Couleuvre d’Esculape

Les inventaires de reptiles

Les inventaires reptiles peuvent prendre différentes formes selon les objectifs visés. Il existe, pour les suivis de population, le document Pop-Reptiles qui est dédié à des suivis à long terme à l’échelle nationale. La plupart des inventaires effectués en bureau d’étude sont basés sur ce protocole en reprenant certains éléments de ce dernier. La plupart des études effectuées par Dervenn sont menées sur quatre saisons, ce qui induit une méthodologie adaptée afin d’obtenir une vue d’ensemble de la communauté de reptiles présente sur un site donné.

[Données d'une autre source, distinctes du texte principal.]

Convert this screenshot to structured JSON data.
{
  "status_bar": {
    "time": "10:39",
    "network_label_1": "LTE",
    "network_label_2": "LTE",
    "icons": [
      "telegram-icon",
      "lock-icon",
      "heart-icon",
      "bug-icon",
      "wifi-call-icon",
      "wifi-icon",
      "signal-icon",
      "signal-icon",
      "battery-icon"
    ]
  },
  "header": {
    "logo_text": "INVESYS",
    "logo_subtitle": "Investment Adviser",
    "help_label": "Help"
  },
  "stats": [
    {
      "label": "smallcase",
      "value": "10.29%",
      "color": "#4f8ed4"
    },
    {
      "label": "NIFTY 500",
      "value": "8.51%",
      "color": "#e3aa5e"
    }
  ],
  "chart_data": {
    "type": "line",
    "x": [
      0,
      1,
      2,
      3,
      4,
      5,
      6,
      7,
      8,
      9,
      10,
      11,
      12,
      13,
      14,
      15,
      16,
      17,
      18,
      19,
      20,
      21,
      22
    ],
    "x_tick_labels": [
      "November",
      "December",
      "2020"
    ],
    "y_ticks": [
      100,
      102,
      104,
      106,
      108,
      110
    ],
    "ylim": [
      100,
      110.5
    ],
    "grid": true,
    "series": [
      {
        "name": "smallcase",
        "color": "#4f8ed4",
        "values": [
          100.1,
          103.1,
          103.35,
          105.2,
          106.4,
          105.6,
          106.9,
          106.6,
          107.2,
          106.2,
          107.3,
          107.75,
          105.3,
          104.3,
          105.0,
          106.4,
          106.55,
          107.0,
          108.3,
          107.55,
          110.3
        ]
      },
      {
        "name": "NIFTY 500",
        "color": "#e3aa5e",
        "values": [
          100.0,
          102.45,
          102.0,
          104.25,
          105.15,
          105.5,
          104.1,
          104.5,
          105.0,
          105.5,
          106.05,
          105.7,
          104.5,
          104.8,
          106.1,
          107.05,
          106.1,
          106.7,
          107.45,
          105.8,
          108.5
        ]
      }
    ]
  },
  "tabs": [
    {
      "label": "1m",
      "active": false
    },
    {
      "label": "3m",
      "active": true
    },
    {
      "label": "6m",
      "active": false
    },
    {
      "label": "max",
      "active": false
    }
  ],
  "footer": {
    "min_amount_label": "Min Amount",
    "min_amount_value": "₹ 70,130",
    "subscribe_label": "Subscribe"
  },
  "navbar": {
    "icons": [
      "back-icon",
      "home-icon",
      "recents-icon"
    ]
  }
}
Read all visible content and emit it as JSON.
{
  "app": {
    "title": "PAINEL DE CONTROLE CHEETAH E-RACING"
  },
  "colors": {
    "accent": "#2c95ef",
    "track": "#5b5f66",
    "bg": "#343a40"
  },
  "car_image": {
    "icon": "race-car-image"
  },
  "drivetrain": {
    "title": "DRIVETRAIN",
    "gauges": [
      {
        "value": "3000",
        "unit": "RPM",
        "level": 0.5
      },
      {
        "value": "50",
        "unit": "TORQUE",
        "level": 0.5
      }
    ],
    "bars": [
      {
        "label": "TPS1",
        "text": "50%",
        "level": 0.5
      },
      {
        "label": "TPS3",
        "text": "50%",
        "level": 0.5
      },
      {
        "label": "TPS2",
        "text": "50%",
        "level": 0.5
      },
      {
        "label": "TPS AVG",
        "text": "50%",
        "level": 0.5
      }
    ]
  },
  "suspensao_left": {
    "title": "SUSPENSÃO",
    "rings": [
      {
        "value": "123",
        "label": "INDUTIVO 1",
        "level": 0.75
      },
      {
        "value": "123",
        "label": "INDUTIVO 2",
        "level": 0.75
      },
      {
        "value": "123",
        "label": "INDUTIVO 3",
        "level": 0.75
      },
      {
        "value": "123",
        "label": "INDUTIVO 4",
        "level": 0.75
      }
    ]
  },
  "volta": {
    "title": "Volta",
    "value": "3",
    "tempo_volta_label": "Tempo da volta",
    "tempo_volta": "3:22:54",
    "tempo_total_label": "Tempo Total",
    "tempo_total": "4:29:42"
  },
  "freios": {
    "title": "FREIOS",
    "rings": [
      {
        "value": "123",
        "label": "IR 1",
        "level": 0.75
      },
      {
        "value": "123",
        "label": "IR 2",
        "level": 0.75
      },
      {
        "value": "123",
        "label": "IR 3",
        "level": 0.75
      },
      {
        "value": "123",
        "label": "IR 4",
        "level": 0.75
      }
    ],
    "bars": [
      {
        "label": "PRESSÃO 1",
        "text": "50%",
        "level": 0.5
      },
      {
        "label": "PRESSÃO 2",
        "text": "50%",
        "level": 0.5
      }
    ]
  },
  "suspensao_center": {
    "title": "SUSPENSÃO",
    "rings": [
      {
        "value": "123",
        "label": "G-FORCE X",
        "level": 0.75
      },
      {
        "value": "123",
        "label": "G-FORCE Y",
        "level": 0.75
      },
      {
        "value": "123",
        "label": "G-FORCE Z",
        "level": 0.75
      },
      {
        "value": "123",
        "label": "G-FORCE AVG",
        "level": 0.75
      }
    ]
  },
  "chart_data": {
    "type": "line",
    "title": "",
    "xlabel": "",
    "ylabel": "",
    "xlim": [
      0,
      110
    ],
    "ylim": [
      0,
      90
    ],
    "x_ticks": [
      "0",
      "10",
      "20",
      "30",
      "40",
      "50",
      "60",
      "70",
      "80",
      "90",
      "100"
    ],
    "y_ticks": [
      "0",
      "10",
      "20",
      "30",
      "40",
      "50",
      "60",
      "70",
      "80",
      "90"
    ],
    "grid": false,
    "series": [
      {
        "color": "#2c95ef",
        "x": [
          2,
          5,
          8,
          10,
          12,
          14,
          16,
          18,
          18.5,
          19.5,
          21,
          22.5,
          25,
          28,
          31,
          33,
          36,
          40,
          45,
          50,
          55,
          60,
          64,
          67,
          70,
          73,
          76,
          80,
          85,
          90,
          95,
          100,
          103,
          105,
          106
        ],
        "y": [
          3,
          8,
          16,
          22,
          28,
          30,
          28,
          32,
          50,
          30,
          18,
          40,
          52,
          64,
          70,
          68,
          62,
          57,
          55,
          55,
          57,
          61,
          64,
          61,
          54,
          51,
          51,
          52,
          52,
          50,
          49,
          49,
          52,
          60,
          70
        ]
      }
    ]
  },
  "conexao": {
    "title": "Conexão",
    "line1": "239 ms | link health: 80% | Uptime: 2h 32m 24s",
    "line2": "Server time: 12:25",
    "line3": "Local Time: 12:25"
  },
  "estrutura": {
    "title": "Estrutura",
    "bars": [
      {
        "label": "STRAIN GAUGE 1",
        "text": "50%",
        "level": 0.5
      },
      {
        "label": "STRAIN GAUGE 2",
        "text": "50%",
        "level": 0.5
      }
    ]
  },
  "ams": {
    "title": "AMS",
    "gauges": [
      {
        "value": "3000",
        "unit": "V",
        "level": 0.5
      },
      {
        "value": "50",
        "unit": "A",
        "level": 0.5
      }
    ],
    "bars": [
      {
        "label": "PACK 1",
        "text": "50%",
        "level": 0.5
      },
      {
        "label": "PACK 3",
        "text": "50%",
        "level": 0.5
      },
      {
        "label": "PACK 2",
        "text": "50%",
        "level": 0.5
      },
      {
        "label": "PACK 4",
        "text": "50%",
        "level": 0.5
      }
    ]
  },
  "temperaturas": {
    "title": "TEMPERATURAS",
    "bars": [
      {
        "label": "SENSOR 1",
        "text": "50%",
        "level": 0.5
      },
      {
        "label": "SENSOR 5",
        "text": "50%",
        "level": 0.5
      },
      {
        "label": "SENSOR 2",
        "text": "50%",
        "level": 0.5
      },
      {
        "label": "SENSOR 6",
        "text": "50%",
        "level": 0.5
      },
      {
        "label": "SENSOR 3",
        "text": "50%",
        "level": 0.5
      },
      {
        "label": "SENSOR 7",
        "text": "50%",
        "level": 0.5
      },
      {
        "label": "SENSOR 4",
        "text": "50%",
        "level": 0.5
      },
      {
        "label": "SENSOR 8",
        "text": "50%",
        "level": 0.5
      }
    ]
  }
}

Le suivi des reptiles implique plusieurs étapes essentielles :

  • Dans un premier temps, le transect, représentant l’unité linéaire prospectée, est positionné selon le choix de l’observateur, en optimisant son emplacement pour favoriser les contacts avec les reptiles.

 

  • Ensuite, vient le passage, qui consiste à parcourir le transect à plusieurs reprises. Les reptiles sont principalement repérés lorsqu’ils sont en pleine activité de thermorégulation. Ainsi, il est essentiel de prendre en compte les microhabitats et les conditions météorologiques, car elles influent considérablement sur l’observation de ces animaux.

 

L’observation à vue le long des transects peut être complétée par la pose et le relevé de plaques reptiles. Cette pratique est préconisée, car elle accroît le taux de réussite des observations. Cette approche permet de détecter à la fois les espèces qui préfèrent les zones ensoleillées et celles qui sont plus discrètes. Ainsi, cette méthode s’avère appropriée pour évaluer la diversité spécifique. Les plaques sont disposées aux endroits les plus favorables, à savoir les zones de lisières où une végétation herbacée dense est présente, les talus bien exposés, les abords de cours d’eau et les zones rocailleuses et de dépôts de matériaux, avec une exposition sud-est de préférence. Les plaques utilisées sont ondulées en fibrociment et plates en caoutchouc (tapis de carrière). Les observations à vue se concentrent principalement au sol, sur les placettes d’insolation telles que les zones à végétation basse ou rase proches d’un couvert végétal. Les murets, les pierriers et les tas de végétation sont également des microhabitats favorables. En Bretagne, en Pays de la Loire et en Normandie, les mois les plus propices à l’observation des serpents et des lézards sont avril et mai.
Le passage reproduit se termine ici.